Его встретил пустой зал с гаснущим светильником. На подушках, разбросанных поверх деревянной скамьи, валялся мертвец. Каменные плиты пола заливала кровь. У завешенной гобеленом стены стояли шкафы и длинный стол со счетами и листами пергамента, наколотыми на длинный стержень. Убитый, очевидно, был купцом. Приставная лестница в углу вела на второй этаж, где Хук обнаружил отделанную гипсом спальню с деревянной кроватью, покрытой периной и одеялами. По следующей лестнице он поднялся на чердак, подтянул за собой лестницу и подосадовал, что не проделал то же с первой. Не рискуя сунуться обратно в комнату, он затаился под тростниковой крышей на полу среди помета, оставленного летучими мышами. Его по-прежнему била дрожь. Где-то внизу раздавались громкие мужские голоса. На миг ему показалось, что его вот-вот найдут. Кто-то даже забрался в спальню под ним, однако лишь бегло оглядел комнату и скрылся. Остальным то ли наскучили поиски, то ли подвернулась другая добыча. Возбужденные голоса на время стихли. Правда, женские крики не прекращались и даже стали громче. Хуку почудилось, будто прямо у дома собралась целая толпа вопящих женщин, и он вновь содрогнулся, вспомнив Сару, и священника сэра Мартина, и латников на соборной площади, со скучающим видом насиловавших двух безмолвных жертв.
Вопли переросли в рыдания, прерываемые лишь мужским хохотом. Хука трясло – не от озноба, а от страха и вины. Внезапно сквозь грубые доски пола просочился свет: в спальню внесли светильник. Хук вжался в угол под стропилами. Латник, влезший в комнату по лестнице, сказал что-то оставшимся внизу. Раздался крик женщины, послышался звук пощечины.
– А ты хороша, красотка!
Перепуганный Хук даже не обратил внимания, что латник говорил по-английски.
– Non![2 - Нет! (фр.)] – послышался плачущий женский голос.

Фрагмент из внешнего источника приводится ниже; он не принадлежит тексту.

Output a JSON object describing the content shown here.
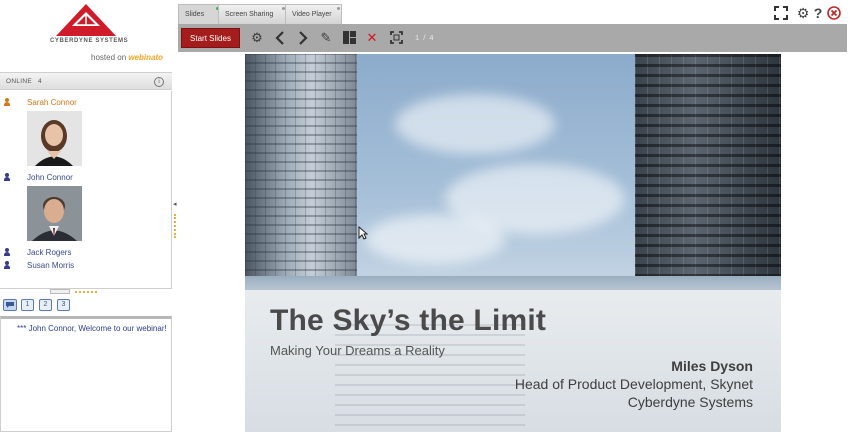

– Слишком хороша, чтоб делиться. Будешь моей!
Сквозь щель в полу Хук поглядел вниз: широкие отвороты шлема загораживали лицо латника, женщина – монахиня в белом – вжалась в угол комнаты.
– Jеsus! – плакала она. – Marie, m?re de Dieu![3 - Иисус! Мария, Матерь Божья! (фр.)]
Последнее слово перешло в вопль: латник достал нож.
– Non! – закричала монахиня. – Non! Non! Non!
Мужчина в шлеме ударил ее посильнее, девушка умолкла. Рывком поставив ее на ноги, латник поднес нож к ее горлу, резанул одеяние от ворота и дальше вниз, как монахиня ни сопротивлялась, затем отбросил в сторону белое платье и принялся за рубаху. Швырнув изрезанные одежды на нижний этаж, он толкнул обнаженную девушку на перину, где она, рыдая, сжалась калачиком.
– Вот уж порадовался Бог в тот день, ничего не скажешь! – произнес чей-то голос, хотя рядом никого не было.
Голос звучал лишь в голове Хука. И хотя слова эти некогда сказал ему Джон Уилкинсон, голос был чужим – более глубоким и мягким, и Хук вдруг словно наяву увидел улыбающегося человека в белых одеждах, держащего в руках поднос с яблоками и грушами. Криспиниан – тот святой, которому он возносил больше всего молитв в Суассоне… Теперь ответ на молитвы звучал в голове Хука, и видимый внутренним взором святой устремлял на него взгляд, полный печали. Хук понял, что Небо дает ему шанс что-то исправить. Монахиня взывала к Богоматери, и та, наверное, обратилась к суассонским святым, которые теперь и говорили с Хуком… Он испугался. Он вновь слышал голоса. Он даже не заметил, что стоит на коленях, – и неудивительно, ведь через святого Криспиниана с ним говорил сам Господь…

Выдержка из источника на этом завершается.